In the pantheon of science fiction filmmaking and its tradition of strong women, Sigourney Weaver may be our most plentiful – and enduring – natural resource. She’s been the anchor of one of the longest-running franchises in the genre’s history, Alien, where directors have daydreamed and retconned and reimagined its mythology to include her, and her influence is felt even in the installments in which her iconic, resilient character Ripley does not appear. She suffers fools no more readily in the Ghostbusters series, where as Dana Barrett she skillfully trades barbs with Bill Murray’s Peter Venkman before inadvertently helping unlock a portal that might bring about the end of the world. And in Avatar, she plays Dr. Grace Augustine, a no-nonsense scientist perhaps ironically trying to broker a tenuous peace with an alien species as her military counterparts try to exploit their resources for their own ends.
Weaver’s performances in these films are commanding and complex, razing expectations and transforming our understanding of what constitutes strength. All of which is why her supporting role as Gwen DeMarco in Galaxy Quest, Dean Parisot’s affectionate parody of Star Trek and its fandom, feels like such an anomaly in her own body of work, contradicting an expansive slate of formidable characters in a deliberate effort to provide a spirited, winking commentary about what is too often asked of women – while creating yet another indelible science fiction story.

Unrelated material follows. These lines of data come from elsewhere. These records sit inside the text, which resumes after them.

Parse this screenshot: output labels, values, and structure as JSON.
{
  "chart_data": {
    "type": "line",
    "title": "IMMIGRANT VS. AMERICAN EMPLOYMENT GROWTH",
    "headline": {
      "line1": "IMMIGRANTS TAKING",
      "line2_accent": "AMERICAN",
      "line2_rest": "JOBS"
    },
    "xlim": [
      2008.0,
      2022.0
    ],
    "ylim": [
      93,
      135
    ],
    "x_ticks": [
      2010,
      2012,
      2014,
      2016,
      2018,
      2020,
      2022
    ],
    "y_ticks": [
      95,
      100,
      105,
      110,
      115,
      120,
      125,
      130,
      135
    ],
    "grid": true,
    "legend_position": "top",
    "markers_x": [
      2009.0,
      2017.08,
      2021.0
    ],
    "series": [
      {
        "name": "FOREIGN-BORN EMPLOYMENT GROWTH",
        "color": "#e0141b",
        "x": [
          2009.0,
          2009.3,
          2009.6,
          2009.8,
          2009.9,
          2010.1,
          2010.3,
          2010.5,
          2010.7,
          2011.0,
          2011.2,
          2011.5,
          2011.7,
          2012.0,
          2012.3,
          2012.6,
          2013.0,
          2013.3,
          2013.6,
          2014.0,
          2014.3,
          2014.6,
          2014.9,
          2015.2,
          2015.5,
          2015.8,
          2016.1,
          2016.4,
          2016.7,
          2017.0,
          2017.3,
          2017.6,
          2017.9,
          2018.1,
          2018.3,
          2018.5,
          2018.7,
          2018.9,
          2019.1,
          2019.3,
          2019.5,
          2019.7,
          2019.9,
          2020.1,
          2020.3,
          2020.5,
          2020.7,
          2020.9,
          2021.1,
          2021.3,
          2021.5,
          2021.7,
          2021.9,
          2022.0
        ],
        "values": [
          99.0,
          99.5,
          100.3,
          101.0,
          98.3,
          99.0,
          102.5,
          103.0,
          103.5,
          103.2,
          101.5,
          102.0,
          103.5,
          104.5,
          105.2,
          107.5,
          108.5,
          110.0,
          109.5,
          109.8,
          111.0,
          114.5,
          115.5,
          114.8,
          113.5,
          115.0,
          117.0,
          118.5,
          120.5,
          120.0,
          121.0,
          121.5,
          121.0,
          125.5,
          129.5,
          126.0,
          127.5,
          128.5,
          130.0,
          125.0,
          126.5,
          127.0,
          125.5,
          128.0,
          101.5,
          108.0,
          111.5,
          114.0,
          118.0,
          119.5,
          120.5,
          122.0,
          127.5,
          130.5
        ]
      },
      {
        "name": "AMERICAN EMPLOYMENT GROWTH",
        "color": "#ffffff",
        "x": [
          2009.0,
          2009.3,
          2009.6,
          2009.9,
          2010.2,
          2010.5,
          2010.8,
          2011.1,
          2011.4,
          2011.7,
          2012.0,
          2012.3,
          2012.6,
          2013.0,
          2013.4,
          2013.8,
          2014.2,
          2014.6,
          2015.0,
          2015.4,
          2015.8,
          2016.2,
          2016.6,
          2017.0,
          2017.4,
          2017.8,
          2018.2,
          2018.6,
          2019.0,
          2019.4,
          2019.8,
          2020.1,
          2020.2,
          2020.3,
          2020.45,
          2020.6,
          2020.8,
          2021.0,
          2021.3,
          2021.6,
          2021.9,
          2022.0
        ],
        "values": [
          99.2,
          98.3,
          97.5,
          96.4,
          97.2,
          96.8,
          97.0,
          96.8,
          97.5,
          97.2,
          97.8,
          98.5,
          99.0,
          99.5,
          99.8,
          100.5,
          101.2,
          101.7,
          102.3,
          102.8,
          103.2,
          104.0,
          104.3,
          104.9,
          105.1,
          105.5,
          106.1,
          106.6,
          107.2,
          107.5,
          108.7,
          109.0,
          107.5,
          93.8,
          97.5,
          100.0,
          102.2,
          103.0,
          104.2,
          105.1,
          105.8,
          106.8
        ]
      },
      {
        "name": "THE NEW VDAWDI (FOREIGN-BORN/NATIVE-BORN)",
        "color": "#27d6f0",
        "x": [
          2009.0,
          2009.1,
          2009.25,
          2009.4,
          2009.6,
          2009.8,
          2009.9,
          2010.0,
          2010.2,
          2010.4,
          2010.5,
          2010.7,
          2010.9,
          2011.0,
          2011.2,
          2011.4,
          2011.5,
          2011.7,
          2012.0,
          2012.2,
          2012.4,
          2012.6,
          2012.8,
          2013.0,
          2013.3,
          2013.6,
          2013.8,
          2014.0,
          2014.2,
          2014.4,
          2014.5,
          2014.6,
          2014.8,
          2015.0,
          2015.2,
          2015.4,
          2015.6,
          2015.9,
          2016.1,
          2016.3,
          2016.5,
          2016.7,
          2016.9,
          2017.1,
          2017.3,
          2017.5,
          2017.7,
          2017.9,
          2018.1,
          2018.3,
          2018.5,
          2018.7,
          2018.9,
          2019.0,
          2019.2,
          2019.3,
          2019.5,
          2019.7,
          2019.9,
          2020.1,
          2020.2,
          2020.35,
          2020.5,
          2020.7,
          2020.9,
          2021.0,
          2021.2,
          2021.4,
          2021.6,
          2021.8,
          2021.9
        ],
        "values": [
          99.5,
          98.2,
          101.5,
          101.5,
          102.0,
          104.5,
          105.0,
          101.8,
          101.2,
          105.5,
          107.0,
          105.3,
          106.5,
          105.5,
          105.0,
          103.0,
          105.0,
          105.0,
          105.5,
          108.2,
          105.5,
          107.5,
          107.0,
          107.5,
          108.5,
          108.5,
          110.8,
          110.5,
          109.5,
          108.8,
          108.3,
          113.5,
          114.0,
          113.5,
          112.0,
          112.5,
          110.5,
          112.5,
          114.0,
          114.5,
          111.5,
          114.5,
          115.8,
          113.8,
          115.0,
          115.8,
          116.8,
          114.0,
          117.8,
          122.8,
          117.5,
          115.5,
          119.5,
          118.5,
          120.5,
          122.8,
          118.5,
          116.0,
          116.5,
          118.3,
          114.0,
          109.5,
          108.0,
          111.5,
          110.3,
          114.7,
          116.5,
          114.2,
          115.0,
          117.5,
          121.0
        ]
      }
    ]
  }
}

Even conjuring its own mythology, Galaxy Quest gets so many details right about Star Trek, the original-series cast, and its fans that it’s regularly ranked in lists along with the actual Trek films, from the characterizations of the crew – both on and off-screen – to minutiae-spouting fans who mistake the show’s plywood-and-plaster reality for their own. But even though Parisot was clearly interested in exploring the types of characters that show had immortalized, he avoided merely copying them wholesale, starting by casting actors who were largely too skilled, if also disinclined, to copy to mannerisms of their forebears. And in a way, Weaver stepping into the shoes of one of the few iconic female characters in science fiction who preceded hers – Nichelle Nichols’ Lieutenant Uhura – feels like a closed loop in a timeline, and an homage to the frequently neglected but essential history of women in science fiction.
That said, Nichols didn’t have a whole lot to do on Star Trek playing Uhura other than look pretty – she reportedly considered leaving the show after the first season until, famously, Martin Luther King Jr. pleaded with her to stay on. Nevertheless, this was a characterization cleverly lampooned in the writing of DeMarco’s onscreen alter ego, Lt. Tawny Madison, whose job quite literally is to repeat information provided by the ship’s computer. DeMarco isn’t the only one exasperated by this singular responsibility, but Weaver owns her character’s commitment to it. “Look! I have one job on this lousy ship,” she tells her crewmates. “It's stupid, but I'm gonna do it, okay?”
In an oral history MTV assembled for the film in 2014, Weaver said that she sympathized with actors who toiled in thankless roles, seeing her work as a tribute to their efforts. “It's funny, considering my background, but I was never into science fiction,” she told Jordan Hoffman. “I'll watch ‘Star Trek’ once in a while – look at those cheap sets! But I also love to watch it as a Gwen, watching actors giving dignity to an absurd situation, speaking Klingon… I just felt Galaxy Quest, as a comedy, was such a love letter to all the insecure actors in the field who have done so many wonderful and somewhat under-appreciated projects.”
While anyone who’s watched her work a power loader suspects it isn’t true, Weaver recently claimed in a conversation with Entertainment Weekly that she’s much more Gwen DeMarco than Ellen Ripley: “I’m not very heroic,” she insisted. “I’m much more, you know, if there’s a spider in the shower, [I go] ‘Darling, come and get it!’” But watching the film, the actress takes a cheesecake role and gives it substance, both embracing DeMarco’s sex appeal and acknowledging that it affords her reductive opportunities as an actress, much less as a woman. In Weaver’s performance, it’s easy to see a revolving door of characters throughout the history of Star Trek – and dozens of other sci-fi films and movies – where actresses were recruited as scantily-clad window dressing at best, while their male counterparts were given meaty, scene-stealing moments.
Ultimately, however, DeMarco seems to have the healthiest grasp on the legacy that she and her co-stars created for themselves; at the convention that opens the film, she respects the enthusiasm of their male fans, and recognizes the importance of her role in particular to female ones. She better than anyone seems to have a clear-eyed view of the material they were working with, and the real challenge they all faced – namely, lending honest effort and dignity to material that didn’t always deserve it. Galaxy Quest is itself a tribute to that effort, and it celebrates more than just the cultural impact of Star Trek, its most conspicuous point of reference. Gwen DeMarco, filtered through Weaver’s performance, pays tribute to the quiet, underappreciated heroism of simple representation – even in the margins, with little complexity or depth – that may frequently start with repeating words that have already been spoken, but often leads others to discovering, or creating, a voice of their own.